Social media has sure come a long way. Nowadays, it’s not uncommon for people to use the internet for just about everything. Want some food delivered to your door? You can do that with a click of a button. Want to read the latest New York Times article? You can easily find it in their archives.
And now in Texas, a Grand Jury found an animated GIF tweet an “assault with a deadly weapon.”
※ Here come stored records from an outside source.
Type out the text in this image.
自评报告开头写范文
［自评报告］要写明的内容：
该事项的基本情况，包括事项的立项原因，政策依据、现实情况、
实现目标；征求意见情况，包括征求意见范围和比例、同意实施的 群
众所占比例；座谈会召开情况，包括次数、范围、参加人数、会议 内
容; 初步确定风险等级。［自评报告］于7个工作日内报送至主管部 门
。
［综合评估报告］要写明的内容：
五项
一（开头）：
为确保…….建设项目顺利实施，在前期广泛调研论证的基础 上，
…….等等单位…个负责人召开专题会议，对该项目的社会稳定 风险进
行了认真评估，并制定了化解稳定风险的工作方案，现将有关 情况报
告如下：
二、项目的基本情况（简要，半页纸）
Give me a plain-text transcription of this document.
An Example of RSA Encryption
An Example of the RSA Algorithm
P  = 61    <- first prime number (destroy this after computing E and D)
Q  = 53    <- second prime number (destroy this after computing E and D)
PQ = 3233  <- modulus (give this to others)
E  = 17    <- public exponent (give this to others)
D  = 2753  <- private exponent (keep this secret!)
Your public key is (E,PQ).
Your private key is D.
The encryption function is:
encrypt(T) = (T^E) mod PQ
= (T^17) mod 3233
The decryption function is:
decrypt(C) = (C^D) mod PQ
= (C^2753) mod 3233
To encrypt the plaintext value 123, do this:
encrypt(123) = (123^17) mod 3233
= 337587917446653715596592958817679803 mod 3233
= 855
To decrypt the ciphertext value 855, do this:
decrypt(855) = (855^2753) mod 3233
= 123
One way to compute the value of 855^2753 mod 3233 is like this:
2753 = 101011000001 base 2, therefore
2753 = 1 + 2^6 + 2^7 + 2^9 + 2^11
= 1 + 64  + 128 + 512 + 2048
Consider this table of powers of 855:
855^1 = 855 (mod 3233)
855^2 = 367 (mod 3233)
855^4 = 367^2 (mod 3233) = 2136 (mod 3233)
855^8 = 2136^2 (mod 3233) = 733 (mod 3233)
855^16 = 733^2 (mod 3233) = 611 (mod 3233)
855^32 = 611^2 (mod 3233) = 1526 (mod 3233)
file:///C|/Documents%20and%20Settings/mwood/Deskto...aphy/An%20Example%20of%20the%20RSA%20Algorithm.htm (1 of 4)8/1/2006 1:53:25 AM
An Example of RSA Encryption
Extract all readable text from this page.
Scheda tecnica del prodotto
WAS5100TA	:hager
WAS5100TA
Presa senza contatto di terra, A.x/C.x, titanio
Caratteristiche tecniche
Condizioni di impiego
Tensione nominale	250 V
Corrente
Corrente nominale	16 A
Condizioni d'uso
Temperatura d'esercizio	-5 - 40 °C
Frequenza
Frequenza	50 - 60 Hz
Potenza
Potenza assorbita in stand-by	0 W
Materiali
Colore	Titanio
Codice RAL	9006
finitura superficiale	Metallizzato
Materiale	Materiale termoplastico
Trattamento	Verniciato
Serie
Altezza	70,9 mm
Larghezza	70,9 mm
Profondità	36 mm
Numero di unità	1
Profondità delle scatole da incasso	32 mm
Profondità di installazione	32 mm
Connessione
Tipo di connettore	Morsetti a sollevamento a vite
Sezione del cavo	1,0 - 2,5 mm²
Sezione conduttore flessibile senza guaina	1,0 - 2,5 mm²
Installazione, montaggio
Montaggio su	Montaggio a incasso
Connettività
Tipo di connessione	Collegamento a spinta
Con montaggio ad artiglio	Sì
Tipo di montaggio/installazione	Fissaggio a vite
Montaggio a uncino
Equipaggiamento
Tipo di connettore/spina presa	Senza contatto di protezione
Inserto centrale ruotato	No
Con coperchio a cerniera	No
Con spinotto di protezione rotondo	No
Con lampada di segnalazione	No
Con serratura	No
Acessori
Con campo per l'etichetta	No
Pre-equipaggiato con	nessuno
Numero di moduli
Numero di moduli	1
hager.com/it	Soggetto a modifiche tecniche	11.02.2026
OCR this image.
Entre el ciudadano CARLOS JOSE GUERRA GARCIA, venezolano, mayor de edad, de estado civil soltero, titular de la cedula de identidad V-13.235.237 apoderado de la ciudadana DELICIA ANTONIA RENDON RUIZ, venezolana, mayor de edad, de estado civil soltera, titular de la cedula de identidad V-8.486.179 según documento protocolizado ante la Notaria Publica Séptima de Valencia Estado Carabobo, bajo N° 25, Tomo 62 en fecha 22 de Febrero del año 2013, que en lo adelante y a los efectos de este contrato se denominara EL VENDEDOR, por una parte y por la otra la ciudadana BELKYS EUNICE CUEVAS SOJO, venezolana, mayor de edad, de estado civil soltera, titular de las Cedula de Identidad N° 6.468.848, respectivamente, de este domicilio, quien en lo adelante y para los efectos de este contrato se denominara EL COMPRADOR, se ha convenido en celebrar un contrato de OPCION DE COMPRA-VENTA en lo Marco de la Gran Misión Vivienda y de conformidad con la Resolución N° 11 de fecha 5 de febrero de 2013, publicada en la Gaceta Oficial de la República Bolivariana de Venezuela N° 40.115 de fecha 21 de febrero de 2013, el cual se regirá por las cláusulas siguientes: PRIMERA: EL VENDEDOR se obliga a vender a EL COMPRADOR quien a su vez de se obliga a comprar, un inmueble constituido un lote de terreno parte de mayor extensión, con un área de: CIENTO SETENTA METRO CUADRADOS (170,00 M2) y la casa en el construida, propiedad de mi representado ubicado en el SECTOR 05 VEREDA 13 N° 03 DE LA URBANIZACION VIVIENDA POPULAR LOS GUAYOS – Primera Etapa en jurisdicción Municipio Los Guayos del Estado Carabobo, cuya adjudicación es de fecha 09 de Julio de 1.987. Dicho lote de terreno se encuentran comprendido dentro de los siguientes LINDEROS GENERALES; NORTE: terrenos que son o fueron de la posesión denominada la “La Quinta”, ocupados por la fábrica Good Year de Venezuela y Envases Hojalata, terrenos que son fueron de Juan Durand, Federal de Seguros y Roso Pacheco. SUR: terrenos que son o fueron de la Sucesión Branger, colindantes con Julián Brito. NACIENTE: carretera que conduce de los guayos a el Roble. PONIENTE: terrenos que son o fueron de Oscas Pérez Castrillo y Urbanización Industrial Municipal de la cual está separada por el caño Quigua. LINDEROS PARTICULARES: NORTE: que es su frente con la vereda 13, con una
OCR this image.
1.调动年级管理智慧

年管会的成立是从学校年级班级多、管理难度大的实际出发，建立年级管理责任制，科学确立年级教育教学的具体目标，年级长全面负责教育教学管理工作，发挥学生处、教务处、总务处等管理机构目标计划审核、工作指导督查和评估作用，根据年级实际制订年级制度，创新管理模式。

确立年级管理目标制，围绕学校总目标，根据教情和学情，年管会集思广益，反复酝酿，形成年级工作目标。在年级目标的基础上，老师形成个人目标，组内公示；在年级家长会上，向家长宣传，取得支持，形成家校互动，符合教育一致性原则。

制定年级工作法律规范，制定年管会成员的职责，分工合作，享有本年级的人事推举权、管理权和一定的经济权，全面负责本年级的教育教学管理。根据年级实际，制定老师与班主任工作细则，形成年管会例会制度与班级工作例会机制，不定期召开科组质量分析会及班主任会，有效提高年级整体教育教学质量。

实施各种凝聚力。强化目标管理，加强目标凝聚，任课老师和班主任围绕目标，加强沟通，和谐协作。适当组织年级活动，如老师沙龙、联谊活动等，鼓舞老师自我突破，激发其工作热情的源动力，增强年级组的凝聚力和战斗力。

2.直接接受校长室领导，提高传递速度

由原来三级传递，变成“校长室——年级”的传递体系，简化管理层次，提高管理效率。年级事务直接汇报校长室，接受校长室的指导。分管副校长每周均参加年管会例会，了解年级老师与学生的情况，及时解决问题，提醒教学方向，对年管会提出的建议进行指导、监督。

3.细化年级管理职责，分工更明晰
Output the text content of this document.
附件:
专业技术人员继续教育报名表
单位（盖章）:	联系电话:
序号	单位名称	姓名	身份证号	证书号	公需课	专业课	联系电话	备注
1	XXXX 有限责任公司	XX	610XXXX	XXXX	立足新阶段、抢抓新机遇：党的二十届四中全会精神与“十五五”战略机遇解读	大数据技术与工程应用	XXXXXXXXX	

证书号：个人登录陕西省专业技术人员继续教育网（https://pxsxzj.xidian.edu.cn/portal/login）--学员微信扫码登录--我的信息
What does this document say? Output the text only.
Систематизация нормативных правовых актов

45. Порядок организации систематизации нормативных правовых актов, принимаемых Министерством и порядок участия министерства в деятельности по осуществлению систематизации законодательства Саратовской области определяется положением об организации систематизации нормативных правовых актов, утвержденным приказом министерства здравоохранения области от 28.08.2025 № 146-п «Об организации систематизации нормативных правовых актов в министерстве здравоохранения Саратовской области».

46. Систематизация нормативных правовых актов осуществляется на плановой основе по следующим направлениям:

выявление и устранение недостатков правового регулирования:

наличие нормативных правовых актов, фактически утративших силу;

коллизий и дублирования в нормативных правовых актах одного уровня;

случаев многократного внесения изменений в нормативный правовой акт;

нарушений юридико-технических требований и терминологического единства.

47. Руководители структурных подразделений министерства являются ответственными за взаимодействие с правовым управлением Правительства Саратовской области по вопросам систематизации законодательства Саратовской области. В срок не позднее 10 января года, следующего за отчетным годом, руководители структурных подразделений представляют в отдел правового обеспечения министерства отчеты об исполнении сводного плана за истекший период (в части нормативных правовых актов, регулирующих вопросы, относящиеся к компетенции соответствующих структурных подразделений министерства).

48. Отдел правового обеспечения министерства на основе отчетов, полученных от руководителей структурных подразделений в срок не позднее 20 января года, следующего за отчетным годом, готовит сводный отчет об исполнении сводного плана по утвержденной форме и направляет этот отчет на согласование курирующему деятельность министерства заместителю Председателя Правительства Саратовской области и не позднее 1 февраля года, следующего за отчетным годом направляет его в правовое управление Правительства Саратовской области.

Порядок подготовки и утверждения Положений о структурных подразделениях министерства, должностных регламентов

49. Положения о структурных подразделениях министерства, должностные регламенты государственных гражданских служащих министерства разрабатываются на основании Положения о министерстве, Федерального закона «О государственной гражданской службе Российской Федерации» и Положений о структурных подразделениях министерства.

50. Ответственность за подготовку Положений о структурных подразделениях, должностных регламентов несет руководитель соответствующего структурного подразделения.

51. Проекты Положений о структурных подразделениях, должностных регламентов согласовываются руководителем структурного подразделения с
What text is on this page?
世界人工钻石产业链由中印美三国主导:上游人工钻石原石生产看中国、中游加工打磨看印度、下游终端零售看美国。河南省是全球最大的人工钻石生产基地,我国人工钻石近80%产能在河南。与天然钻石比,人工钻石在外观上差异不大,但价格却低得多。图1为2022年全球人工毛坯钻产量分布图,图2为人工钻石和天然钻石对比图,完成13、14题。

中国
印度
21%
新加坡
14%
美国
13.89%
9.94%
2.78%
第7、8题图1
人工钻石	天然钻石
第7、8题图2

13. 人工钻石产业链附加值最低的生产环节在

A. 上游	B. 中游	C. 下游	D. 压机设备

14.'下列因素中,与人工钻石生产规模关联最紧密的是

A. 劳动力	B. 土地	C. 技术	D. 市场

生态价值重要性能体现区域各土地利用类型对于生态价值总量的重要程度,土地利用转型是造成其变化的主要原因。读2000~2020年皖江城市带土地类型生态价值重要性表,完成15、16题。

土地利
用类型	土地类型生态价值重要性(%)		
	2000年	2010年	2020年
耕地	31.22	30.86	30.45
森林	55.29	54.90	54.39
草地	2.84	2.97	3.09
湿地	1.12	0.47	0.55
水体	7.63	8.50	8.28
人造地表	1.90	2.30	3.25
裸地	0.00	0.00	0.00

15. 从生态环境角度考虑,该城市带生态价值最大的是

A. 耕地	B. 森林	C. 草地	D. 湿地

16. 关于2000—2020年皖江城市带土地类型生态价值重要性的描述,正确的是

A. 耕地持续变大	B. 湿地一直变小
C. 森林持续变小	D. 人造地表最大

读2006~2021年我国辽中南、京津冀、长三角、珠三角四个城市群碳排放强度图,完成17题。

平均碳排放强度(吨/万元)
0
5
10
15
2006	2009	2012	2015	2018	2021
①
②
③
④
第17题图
Twenty-nine year old Maryland man John Rivello tweeted an animated flashing GIF to journalist Kurt Eichenwald last year. Eichenwald had been critical of Donald Trump during the presidential campaign, and Rivello, a Trump supporter, knew Eichenwald suffered from epilepsy. With the intent to cause Eichenwald a seizure, he tweeted the animated flashing GIF and messaged another Twitter user saying “I hope this sends him into a seizure” and “let’s see if he dies.” He later altered Eichenwald’s Wikipedia page to show a fake date of death of the date he send the GIF.
How Does a Grand Jury Work?
In general, grand jury proceedings are much more relaxed than jury trials. A grand jury proceeding has no judge present and often times does not even have any attorneys except for the prosecutor. The prosecutor explains the law to the jury and works with the jury to gather evidence and hear testimony. Unlike a jury trial, a grand jury has broad power to see and hear almost anything they would like. These proceedings are also held in strict confidence, which has the effect of encouraging witnesses to speak freely and protecting the defendant’s reputation in case the jury doesn’t decide to indict. If the grand jury find there’s enough evidence to indict, the case goes to trial. All that is necessary is a finding that the accused person probably committed the crime.
Grand juries only need a simple majority of two-thirds or three-fourths agreement for indictment, depending on the jurisdiction.
Why an Indictment?
The evidence showed the following: Eichenwald was a journalist with 318,000 followers on Twitter and had been critical of Donald Trump throughout his presidential campaign. On December 15, 2016, he saw that @jew_goldstein had replied to one of his Twitter post with a GIF. When Eichenwald clicked on the file, a strobe light triggered a seizure. Eichenwald fell to the ground and was incapacitated for several days, lost feeling in his left hand and had trouble speaking for several weeks.
Assault with a deadly weapon is a felony offense. In order to prove assault with a deadly weapon, the state must show that a defendant used a deadly weapon or dangerous instrument. Many states consider guns or firearms deadly weapons. Nevertheless, a variety of instruments can be considered deadly weapons. Assault can include knowing, intentional, or even reckless conduct.
Here, the evidence demonstrated the defendant had an intent to cause Eichenwald harm. Rivello knew that Eichenwald suffered from epilepsy and bragged to another Twitter user that he hoped Eichenwald would suffer a seizure and die. While a GIF is not generally considered a “deadly weapon,” to someone who suffers from epilepsy, a strobe light is as dangerous as a tangible weapon. What’s more, it’s a well-known trigger to cause epileptic seizures. In this way, the grand jury considered the disability of the victim, the intent of the defendant, and the use of the GIF to cause the defendant’s desired result.
Now the case will go to trial to see whether a jury of Rivello’s peers will convict him of assault with a deadly weapon.